Ce que la première génération a légué
Sans le succès du premier Pajero, celui de 1991 n’aurait jamais vu le jour. L’expérience acquise sur le Canvas Top 1983 a permis d’élaborer une capote plus durable et ergonomique.
Le design carré, les flancs verticaux, la roue arrière apparente — tous ces éléments seront repris sur le Pajero II. Même le cache-roue de secours mitsubishi pajero conserve une forme identique pendant plus de vingt ans.
Faits marquants et héritage du Pajero
Les chiffres clés
Entre 1981 et 1991, Mitsubishi produira plus de 1,3 million d’exemplaires de Pajero première génération.
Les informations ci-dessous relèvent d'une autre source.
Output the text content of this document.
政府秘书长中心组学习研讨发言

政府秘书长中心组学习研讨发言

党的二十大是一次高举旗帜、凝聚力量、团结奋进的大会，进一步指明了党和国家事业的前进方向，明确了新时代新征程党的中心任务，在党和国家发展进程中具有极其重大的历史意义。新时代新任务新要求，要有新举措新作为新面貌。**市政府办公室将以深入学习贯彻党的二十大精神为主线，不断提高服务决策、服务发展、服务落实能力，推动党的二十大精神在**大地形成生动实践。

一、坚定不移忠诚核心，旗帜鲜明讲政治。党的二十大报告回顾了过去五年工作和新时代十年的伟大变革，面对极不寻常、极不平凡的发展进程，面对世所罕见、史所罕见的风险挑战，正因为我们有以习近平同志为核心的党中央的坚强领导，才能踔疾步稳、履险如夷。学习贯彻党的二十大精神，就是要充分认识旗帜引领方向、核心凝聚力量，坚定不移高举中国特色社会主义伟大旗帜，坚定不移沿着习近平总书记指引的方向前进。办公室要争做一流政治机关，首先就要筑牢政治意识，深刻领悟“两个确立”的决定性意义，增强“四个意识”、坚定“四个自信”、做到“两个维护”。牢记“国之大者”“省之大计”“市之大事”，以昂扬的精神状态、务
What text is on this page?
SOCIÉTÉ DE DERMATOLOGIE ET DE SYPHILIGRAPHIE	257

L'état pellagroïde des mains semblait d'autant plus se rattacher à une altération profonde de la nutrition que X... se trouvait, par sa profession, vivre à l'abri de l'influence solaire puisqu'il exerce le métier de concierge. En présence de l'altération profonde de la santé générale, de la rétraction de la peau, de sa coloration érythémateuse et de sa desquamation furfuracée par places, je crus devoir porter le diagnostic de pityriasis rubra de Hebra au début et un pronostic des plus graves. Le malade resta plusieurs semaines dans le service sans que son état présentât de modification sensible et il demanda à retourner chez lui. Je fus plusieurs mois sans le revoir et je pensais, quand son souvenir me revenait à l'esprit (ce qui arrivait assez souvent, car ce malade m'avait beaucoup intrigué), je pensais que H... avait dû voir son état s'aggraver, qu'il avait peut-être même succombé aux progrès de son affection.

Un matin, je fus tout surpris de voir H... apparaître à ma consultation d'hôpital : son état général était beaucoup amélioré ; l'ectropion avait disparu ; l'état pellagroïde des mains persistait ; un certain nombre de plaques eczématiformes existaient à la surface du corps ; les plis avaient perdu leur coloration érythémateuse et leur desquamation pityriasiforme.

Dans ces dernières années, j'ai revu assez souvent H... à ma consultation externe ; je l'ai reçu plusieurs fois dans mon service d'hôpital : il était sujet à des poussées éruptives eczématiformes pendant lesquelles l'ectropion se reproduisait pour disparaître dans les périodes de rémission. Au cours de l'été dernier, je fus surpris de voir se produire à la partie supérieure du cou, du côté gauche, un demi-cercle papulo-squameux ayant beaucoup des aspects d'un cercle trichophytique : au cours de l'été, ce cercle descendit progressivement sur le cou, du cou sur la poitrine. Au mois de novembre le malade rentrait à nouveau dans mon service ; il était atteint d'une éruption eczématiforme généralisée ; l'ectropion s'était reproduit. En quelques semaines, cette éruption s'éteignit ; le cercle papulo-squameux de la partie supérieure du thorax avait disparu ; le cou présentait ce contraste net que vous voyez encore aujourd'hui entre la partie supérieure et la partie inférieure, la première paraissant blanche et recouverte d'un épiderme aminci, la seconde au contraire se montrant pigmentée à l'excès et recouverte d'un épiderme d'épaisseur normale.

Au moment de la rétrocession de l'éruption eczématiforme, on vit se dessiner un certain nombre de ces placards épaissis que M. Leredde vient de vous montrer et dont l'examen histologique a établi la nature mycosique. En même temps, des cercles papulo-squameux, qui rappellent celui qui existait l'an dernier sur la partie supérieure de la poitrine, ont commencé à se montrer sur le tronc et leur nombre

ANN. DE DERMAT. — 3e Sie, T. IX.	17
Exporté dans plus de 150 pays, il devient un symbole de fiabilité, au même titre que le Land Cruiser.
Son succès prépare le terrain pour le Pajero II (1991–2000), qui sera plus puissant, plus confortable, et disponible en véritable cabriolet à capote.
Une icône du rallye-raid
Le Pajero original s’impose au Paris-Dakar dès 1985, et remporte plusieurs éditions à la fin des années 1980 avec Ari Vatanen ou Hubert Auriol. Ces exploits forgent la réputation de la marque, et inspirent les séries spéciales Pajero Dakar ou Rally Art, dont les housses et caches de roue arrière deviennent des objets de collection.
Une cote en hausse et un retour d’intérêt
Aujourd’hui, le Pajero première génération attire les collectionneurs de 4x4 authentiques. Les versions Canvas Top restaurées sont rares et très recherchées.
Les passionnés refont souvent les toits souples avec des capotes Mitsubishi Pajero refabriquées, et remplacent les housses de roue de secours mitsubishi pajero abîmées par le temps. Les sites spécialisés (dont 4x4-cabriolet.com) jouent un rôle essentiel dans la sauvegarde de ces véhicules en fournissant des pièces exactes.
Le Pajero première génération (1981–1991) n’était pas seulement un utilitaire habillé : il fut l’un des premiers 4x4 à concilier confort et franchissement, et à proposer — timidement, mais réellement — une version découvrable à bâche Mitsubishi Pajero.
Il a pavé la voie au mythique cabriolet de 1991, plus abouti, et restera à jamais le symbole de la décennie 1980 : celle où le 4x4 devint un objet de plaisir.